Court’s Verdict and Reasoning

  • The Court of Appeal, in a landmark decision, sided with Lindsay & Co.
  • Lord Cairns, delivering the judgement, established the principle that a contract can be void due to a fundamental mistake concerning the identity of the contracting party.
  • In this case, Lindsay & Co.’s intention to contract with Blenkiron & Co. was crucial and not fulfilled due to Blenkarn’s impersonation. Therefore, the court ruled that no valid contract ever existed between Lindsay & Co. and Blenkarn, leaving the transfer of title and Cundy’s purchase irrelevant.
  • Lindsay & Co., as the rightful owners, were entitled to recover their handkerchiefs from Cundy despite his good faith purchase.

Analysis and Impact

  • Cundy v Lindsay stands as a significant pillar in English contract law, particularly concerning mistake in contract formation and the nemo dat quod non habet principle (no one can give what they do not have).
  • The case clarified that a mistake about a party’s identity, even if caused by third-party fraud, can be decisive in voiding a contract.
  • However, the case also recognizes the concept of bona fide purchase, aiming to protect innocent third parties who unwittingly acquire goods.
  • Cundy v Lindsay continues to influence legal discussions surrounding fraud, mistake, and good faith transactions in contract law.

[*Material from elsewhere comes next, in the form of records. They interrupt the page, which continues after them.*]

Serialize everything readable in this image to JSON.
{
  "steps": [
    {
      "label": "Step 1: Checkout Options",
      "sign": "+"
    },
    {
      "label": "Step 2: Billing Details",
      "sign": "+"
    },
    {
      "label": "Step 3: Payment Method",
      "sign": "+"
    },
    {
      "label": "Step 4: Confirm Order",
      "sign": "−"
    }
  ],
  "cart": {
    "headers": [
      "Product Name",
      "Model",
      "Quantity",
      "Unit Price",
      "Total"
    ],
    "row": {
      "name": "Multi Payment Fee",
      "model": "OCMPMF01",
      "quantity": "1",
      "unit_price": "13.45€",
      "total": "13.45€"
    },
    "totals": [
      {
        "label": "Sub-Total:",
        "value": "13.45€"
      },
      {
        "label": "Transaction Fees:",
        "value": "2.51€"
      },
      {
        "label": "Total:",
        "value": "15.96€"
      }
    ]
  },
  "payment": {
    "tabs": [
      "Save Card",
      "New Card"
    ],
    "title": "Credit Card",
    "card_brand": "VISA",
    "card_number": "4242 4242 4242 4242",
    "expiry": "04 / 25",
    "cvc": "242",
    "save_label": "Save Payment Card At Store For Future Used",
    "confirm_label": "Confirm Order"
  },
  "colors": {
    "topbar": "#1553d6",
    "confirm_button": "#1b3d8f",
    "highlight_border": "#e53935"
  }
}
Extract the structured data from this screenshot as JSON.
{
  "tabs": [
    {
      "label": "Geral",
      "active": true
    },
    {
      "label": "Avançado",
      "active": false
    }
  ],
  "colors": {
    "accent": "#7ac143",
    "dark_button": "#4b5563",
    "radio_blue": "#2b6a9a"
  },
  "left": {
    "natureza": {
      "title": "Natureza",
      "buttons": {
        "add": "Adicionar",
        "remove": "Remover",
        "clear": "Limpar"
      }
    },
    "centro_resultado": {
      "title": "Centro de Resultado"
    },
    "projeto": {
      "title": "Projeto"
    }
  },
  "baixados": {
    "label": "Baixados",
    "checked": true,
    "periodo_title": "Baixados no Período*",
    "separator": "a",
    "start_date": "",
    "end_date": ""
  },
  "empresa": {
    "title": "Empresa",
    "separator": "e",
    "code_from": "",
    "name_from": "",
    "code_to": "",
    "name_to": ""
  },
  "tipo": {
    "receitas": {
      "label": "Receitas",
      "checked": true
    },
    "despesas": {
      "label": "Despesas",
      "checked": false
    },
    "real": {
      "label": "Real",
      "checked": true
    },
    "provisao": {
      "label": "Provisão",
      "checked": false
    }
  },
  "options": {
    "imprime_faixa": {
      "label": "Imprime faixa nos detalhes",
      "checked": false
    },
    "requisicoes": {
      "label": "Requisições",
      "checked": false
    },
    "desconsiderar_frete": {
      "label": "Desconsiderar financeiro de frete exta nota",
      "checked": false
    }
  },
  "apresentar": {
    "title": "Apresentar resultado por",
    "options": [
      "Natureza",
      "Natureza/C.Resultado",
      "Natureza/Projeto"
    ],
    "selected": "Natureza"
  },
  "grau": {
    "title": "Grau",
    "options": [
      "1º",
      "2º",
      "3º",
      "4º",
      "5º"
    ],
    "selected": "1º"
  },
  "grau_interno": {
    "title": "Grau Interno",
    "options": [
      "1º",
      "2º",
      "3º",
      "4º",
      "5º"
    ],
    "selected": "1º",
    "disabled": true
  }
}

Cundy v Lindsay serves as a cautionary tale for both businesses and individuals involved in commercial transactions. The case underlines the importance of careful verification of contracting parties’ identities and vigilance against potential fraud. Ultimately, Cundy v Lindsay reminds us that even in the face of good faith and innocent parties, legal ownership rests on a valid contract formation, with mistakes regarding critical elements potentially having significant consequences.